Politics Wires

Sandy’s damage worse than Irene, far from Katrina

 

McClatchy Newspapers

As a point of comparison, Hurricane Irene, which hit New Jersey and Vermont the hardest, caused about $4.3 billion in insured losses last year. Sandy is sure to top that, but it still pales compared to 2005, when Hurricanes Katrina, Rita and Wilma combined for insured losses of $60 billion. Katrina accounted for $45 billion of that number.

To give a sense of Sandy’s massive reach, President Barack Obama signed emergency declarations for New York, Massachusetts, Connecticut, Rhode Island, New Jersey, Pennsylvania, Maryland, Virginia, West Virginia and the District of Columbia. Claims for damages are expected to range from flooding and wind damage to business interruption to losses from a blizzard in western Maryland and West Virginia.

To make matters worse, gasoline prices are expected to rise, at least in the near term.

“In addition to infrastructure damage, Sandy has forced the idling of about 70 percent of the East Coast’s oil refineries,” said Gault and Daco. “This does not bode well for the supply of refined oil products as capacity was already quite tight prior to the shutdowns. We are likely to see an accumulation of crude supply and a shortage of refined products in the coming days which will inevitably put upward pressure on gasoline prices.”

In the days ahead, attention will shift to the National Flood Insurance Program, which was in trouble far before Sandy, only the fifth named hurricane in the past 20 years to come ashore in the final three months of a calendar year.

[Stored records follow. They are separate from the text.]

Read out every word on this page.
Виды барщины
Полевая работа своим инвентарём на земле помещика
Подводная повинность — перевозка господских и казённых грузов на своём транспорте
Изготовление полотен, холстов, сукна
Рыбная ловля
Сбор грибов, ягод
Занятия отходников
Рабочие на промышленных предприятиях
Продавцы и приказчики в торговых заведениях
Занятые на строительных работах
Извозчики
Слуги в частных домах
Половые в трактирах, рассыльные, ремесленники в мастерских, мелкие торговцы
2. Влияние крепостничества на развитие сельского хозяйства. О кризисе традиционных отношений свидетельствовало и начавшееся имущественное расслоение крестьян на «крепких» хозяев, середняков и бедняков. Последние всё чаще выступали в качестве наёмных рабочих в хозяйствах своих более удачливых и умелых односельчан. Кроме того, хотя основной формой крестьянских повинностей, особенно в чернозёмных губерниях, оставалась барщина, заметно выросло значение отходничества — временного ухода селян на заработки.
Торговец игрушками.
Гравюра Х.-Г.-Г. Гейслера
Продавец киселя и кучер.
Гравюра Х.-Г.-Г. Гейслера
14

“That particular program was about $19 billion under water itself in 2010, and 2011 continued at that same rate,” said McHale from Ceres. “It never financially recovered after Hurricane Katrina. They simply don’t have the wherewithal to pay out. It is an insolvent government-run program, which is ultimately a huge taxpayer liability.”

On a conference call with reporters, Craig Fugate, director of the Federal Emergency Management Agency, confirmed that the flood-insurance program his office administers still owes about $17 billion in debt assumed to pay out claims from Hurricane Katrina.

Fugate said his office hasn’t decided whether an increase in FEMA’s borrowing authority is needed to cover claims from flood insurance policyholders.

“We are currently doing assessment,” the FEMA chief said, noting the agency is using remote sensing technology to overlay images of flooded areas with data about the geographical distribution of flood-insurance policyholders.

Government-owned mortgage finance companies Fannie Mae and Freddie Mac said Tuesday that they have instructed loan servicers to give homeowners who sustained serious damage in Sandy up to a year to resume making mortgage payments.

Sandy is expected to drag on U.S. economic growth for the final three months of 2012. Some of the business losses will be gains as communities, businesses and homeowners rebuild and purchase supplies to do so.

But the losses at restaurants, movie theatres, bars and nightclubs and the like don’t get made up, and this subtracts from growth. Some 8.2 million residents and businesses along the East Coast were without power Tuesday, adding to losses, and lost business is also reflected in places such as the famed Atlantic City boardwalk, which televised images Tuesday showed to be little more than driftwood in some places.